大股に突き進んで来た母はジェラルディーンの目の前で一度足を止め、じろりと睨みつけてきた。
「月末にもう一度来ますからね。それまでに私が納得出来る意見をまとめてみせなさい。でなければ、お話は進めさせてもらいますからね」
居丈高な口調でそう言い放つと、あとはもう振り返ることもせず、まっすぐに家の外へと出て行った。
「お邪魔しました」
アリスンも一応の礼を告げ、ベティにも会釈して、母のあとを追って駆けて行く。
ドアが閉まって二人の声が遠ざかって行くと、ベティが「ふわぁ」と気の抜けた声を出した。
「なんだかおっかない人だったわねぇ」
母の迫力に気圧されて緊張していたのだろう。
恐る恐る零された言葉に、そうね、と頷き返し、大きく溜め息を吐き出した。
「いいタイミングで戻って来てくれたわね、ありがとう」
話を切り上げるきっかけを探していたのだ。さっさと追い出したかったし、でもこれ以上変に角は立てたくなかったので、本当にいいタイミングだった。
「え、そう? ならよかった」
邪魔をして申し訳なかったと思っていたベティは、その言葉にホッとする。
「それで? なんで毛布がいるの?」
共にリネン室に向かいながら、尋ねてみる。
「あー、昨日一日雨が酷かったじゃない。結構横殴りの。大道具の子の部屋の窓ガラスが割られてたみたいでさ、ベッドが水浸しだったらしいのよ」
「あらまあ。それはお気の毒に」
「でしょ。それで昨日はパブで夜明かししたらしいんだけど、そんなにお金ないらしいし」
「何日かならうちに置いてあげてもいいわよ? 今は一部屋空いてるし」
「あ、大丈夫大丈夫。劇場の屋根裏貸してくれるって支配人が言ってくれたんだけど、毛布がなくてさ」
ベティが所属する劇団がほぼ常駐している小さな劇場は、とても感じのいい支配人が取り仕切っているところだ。何度かベティの招待で観に行って、挨拶したことがある。

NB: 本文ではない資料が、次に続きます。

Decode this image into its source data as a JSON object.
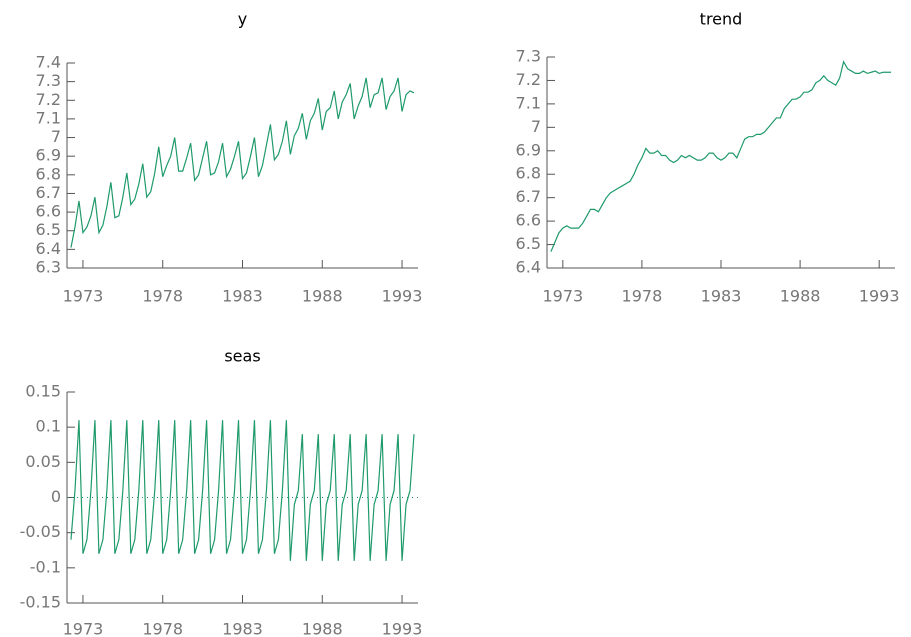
{
  "chart_data": [
    {
      "type": "line",
      "title": "y",
      "color": "#1f9a6b",
      "x": [
        1972.25,
        1972.5,
        1972.75,
        1973,
        1973.25,
        1973.5,
        1973.75,
        1974,
        1974.25,
        1974.5,
        1974.75,
        1975,
        1975.25,
        1975.5,
        1975.75,
        1976,
        1976.25,
        1976.5,
        1976.75,
        1977,
        1977.25,
        1977.5,
        1977.75,
        1978,
        1978.25,
        1978.5,
        1978.75,
        1979,
        1979.25,
        1979.5,
        1979.75,
        1980,
        1980.25,
        1980.5,
        1980.75,
        1981,
        1981.25,
        1981.5,
        1981.75,
        1982,
        1982.25,
        1982.5,
        1982.75,
        1983,
        1983.25,
        1983.5,
        1983.75,
        1984,
        1984.25,
        1984.5,
        1984.75,
        1985,
        1985.25,
        1985.5,
        1985.75,
        1986,
        1986.25,
        1986.5,
        1986.75,
        1987,
        1987.25,
        1987.5,
        1987.75,
        1988,
        1988.25,
        1988.5,
        1988.75,
        1989,
        1989.25,
        1989.5,
        1989.75,
        1990,
        1990.25,
        1990.5,
        1990.75,
        1991,
        1991.25,
        1991.5,
        1991.75,
        1992,
        1992.25,
        1992.5,
        1992.75,
        1993,
        1993.25,
        1993.5,
        1993.75
      ],
      "values": [
        6.41,
        6.52,
        6.66,
        6.49,
        6.52,
        6.58,
        6.68,
        6.49,
        6.53,
        6.63,
        6.76,
        6.57,
        6.58,
        6.68,
        6.81,
        6.64,
        6.67,
        6.75,
        6.86,
        6.68,
        6.71,
        6.81,
        6.95,
        6.79,
        6.85,
        6.9,
        7.0,
        6.82,
        6.82,
        6.89,
        6.97,
        6.77,
        6.8,
        6.89,
        6.98,
        6.8,
        6.81,
        6.87,
        6.97,
        6.79,
        6.83,
        6.9,
        6.98,
        6.78,
        6.81,
        6.9,
        7.0,
        6.79,
        6.85,
        6.96,
        7.07,
        6.88,
        6.91,
        6.98,
        7.09,
        6.91,
        7.01,
        7.05,
        7.13,
        6.99,
        7.09,
        7.13,
        7.21,
        7.04,
        7.14,
        7.16,
        7.25,
        7.1,
        7.19,
        7.23,
        7.29,
        7.1,
        7.17,
        7.22,
        7.32,
        7.16,
        7.23,
        7.24,
        7.32,
        7.15,
        7.22,
        7.25,
        7.32,
        7.14,
        7.23,
        7.25,
        7.24
      ],
      "xlim": [
        1972,
        1994
      ],
      "ylim": [
        6.3,
        7.4
      ],
      "xticks": [
        1973,
        1978,
        1983,
        1988,
        1993
      ],
      "yticks": [
        6.3,
        6.4,
        6.5,
        6.6,
        6.7,
        6.8,
        6.9,
        7,
        7.1,
        7.2,
        7.3,
        7.4
      ]
    },
    {
      "type": "line",
      "title": "trend",
      "color": "#1f9a6b",
      "x": [
        1972.25,
        1972.5,
        1972.75,
        1973,
        1973.25,
        1973.5,
        1973.75,
        1974,
        1974.25,
        1974.5,
        1974.75,
        1975,
        1975.25,
        1975.5,
        1975.75,
        1976,
        1976.25,
        1976.5,
        1976.75,
        1977,
        1977.25,
        1977.5,
        1977.75,
        1978,
        1978.25,
        1978.5,
        1978.75,
        1979,
        1979.25,
        1979.5,
        1979.75,
        1980,
        1980.25,
        1980.5,
        1980.75,
        1981,
        1981.25,
        1981.5,
        1981.75,
        1982,
        1982.25,
        1982.5,
        1982.75,
        1983,
        1983.25,
        1983.5,
        1983.75,
        1984,
        1984.25,
        1984.5,
        1984.75,
        1985,
        1985.25,
        1985.5,
        1985.75,
        1986,
        1986.25,
        1986.5,
        1986.75,
        1987,
        1987.25,
        1987.5,
        1987.75,
        1988,
        1988.25,
        1988.5,
        1988.75,
        1989,
        1989.25,
        1989.5,
        1989.75,
        1990,
        1990.25,
        1990.5,
        1990.75,
        1991,
        1991.25,
        1991.5,
        1991.75,
        1992,
        1992.25,
        1992.5,
        1992.75,
        1993,
        1993.25,
        1993.5,
        1993.75
      ],
      "values": [
        6.47,
        6.51,
        6.55,
        6.57,
        6.58,
        6.57,
        6.57,
        6.57,
        6.59,
        6.62,
        6.65,
        6.65,
        6.64,
        6.67,
        6.7,
        6.72,
        6.73,
        6.74,
        6.75,
        6.76,
        6.77,
        6.8,
        6.84,
        6.87,
        6.91,
        6.89,
        6.89,
        6.9,
        6.88,
        6.88,
        6.86,
        6.85,
        6.86,
        6.88,
        6.87,
        6.88,
        6.87,
        6.86,
        6.86,
        6.87,
        6.89,
        6.89,
        6.87,
        6.86,
        6.87,
        6.89,
        6.89,
        6.87,
        6.91,
        6.95,
        6.96,
        6.96,
        6.97,
        6.97,
        6.98,
        7.0,
        7.02,
        7.04,
        7.04,
        7.08,
        7.1,
        7.12,
        7.12,
        7.13,
        7.15,
        7.15,
        7.16,
        7.19,
        7.2,
        7.22,
        7.2,
        7.19,
        7.18,
        7.21,
        7.28,
        7.25,
        7.24,
        7.23,
        7.23,
        7.24,
        7.23,
        7.235,
        7.24,
        7.23,
        7.235,
        7.235,
        7.235
      ],
      "xlim": [
        1972,
        1994
      ],
      "ylim": [
        6.4,
        7.3
      ],
      "xticks": [
        1973,
        1978,
        1983,
        1988,
        1993
      ],
      "yticks": [
        6.4,
        6.5,
        6.6,
        6.7,
        6.8,
        6.9,
        7,
        7.1,
        7.2,
        7.3
      ]
    },
    {
      "type": "line",
      "title": "seas",
      "color": "#1f9a6b",
      "zero_line": true,
      "x": [
        1972.25,
        1972.5,
        1972.75,
        1973,
        1973.25,
        1973.5,
        1973.75,
        1974,
        1974.25,
        1974.5,
        1974.75,
        1975,
        1975.25,
        1975.5,
        1975.75,
        1976,
        1976.25,
        1976.5,
        1976.75,
        1977,
        1977.25,
        1977.5,
        1977.75,
        1978,
        1978.25,
        1978.5,
        1978.75,
        1979,
        1979.25,
        1979.5,
        1979.75,
        1980,
        1980.25,
        1980.5,
        1980.75,
        1981,
        1981.25,
        1981.5,
        1981.75,
        1982,
        1982.25,
        1982.5,
        1982.75,
        1983,
        1983.25,
        1983.5,
        1983.75,
        1984,
        1984.25,
        1984.5,
        1984.75,
        1985,
        1985.25,
        1985.5,
        1985.75,
        1986,
        1986.25,
        1986.5,
        1986.75,
        1987,
        1987.25,
        1987.5,
        1987.75,
        1988,
        1988.25,
        1988.5,
        1988.75,
        1989,
        1989.25,
        1989.5,
        1989.75,
        1990,
        1990.25,
        1990.5,
        1990.75,
        1991,
        1991.25,
        1991.5,
        1991.75,
        1992,
        1992.25,
        1992.5,
        1992.75,
        1993,
        1993.25,
        1993.5,
        1993.75
      ],
      "values": [
        -0.06,
        0.01,
        0.11,
        -0.08,
        -0.06,
        0.01,
        0.11,
        -0.08,
        -0.06,
        0.01,
        0.11,
        -0.08,
        -0.06,
        0.01,
        0.11,
        -0.08,
        -0.06,
        0.01,
        0.11,
        -0.08,
        -0.06,
        0.01,
        0.11,
        -0.08,
        -0.06,
        0.01,
        0.11,
        -0.08,
        -0.06,
        0.01,
        0.11,
        -0.08,
        -0.06,
        0.01,
        0.11,
        -0.08,
        -0.06,
        0.01,
        0.11,
        -0.08,
        -0.06,
        0.01,
        0.11,
        -0.08,
        -0.06,
        0.01,
        0.11,
        -0.08,
        -0.06,
        0.01,
        0.11,
        -0.08,
        -0.06,
        0.01,
        0.11,
        -0.09,
        -0.01,
        0.01,
        0.09,
        -0.09,
        -0.01,
        0.01,
        0.09,
        -0.09,
        -0.01,
        0.01,
        0.09,
        -0.09,
        -0.01,
        0.01,
        0.09,
        -0.09,
        -0.01,
        0.01,
        0.09,
        -0.09,
        -0.01,
        0.01,
        0.09,
        -0.09,
        -0.01,
        0.01,
        0.09,
        -0.09,
        -0.01,
        0.01,
        0.09
      ],
      "xlim": [
        1972,
        1994
      ],
      "ylim": [
        -0.15,
        0.15
      ],
      "xticks": [
        1973,
        1978,
        1983,
        1988,
        1993
      ],
      "yticks": [
        -0.15,
        -0.1,
        -0.05,
        0,
        0.05,
        0.1,
        0.15
      ]
    }
  ]
}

寝場所が確保出来たなら安心だな、と同情しつつ、棚から貸出し用に買い置いてある毛布を二枚取り出した。
「その人が嫌でなければ、あげちゃってもいいわよ」
「いいの?」
「困っているときはお互い様じゃない。それに、これでも私は貴族の娘ですからね。貧しい人に救いの手を差し伸べるのは貴族の義務です」
胸を張って宣言すると、ベティは笑って毛布を抱え、礼を言って稽古場へ戻って行った。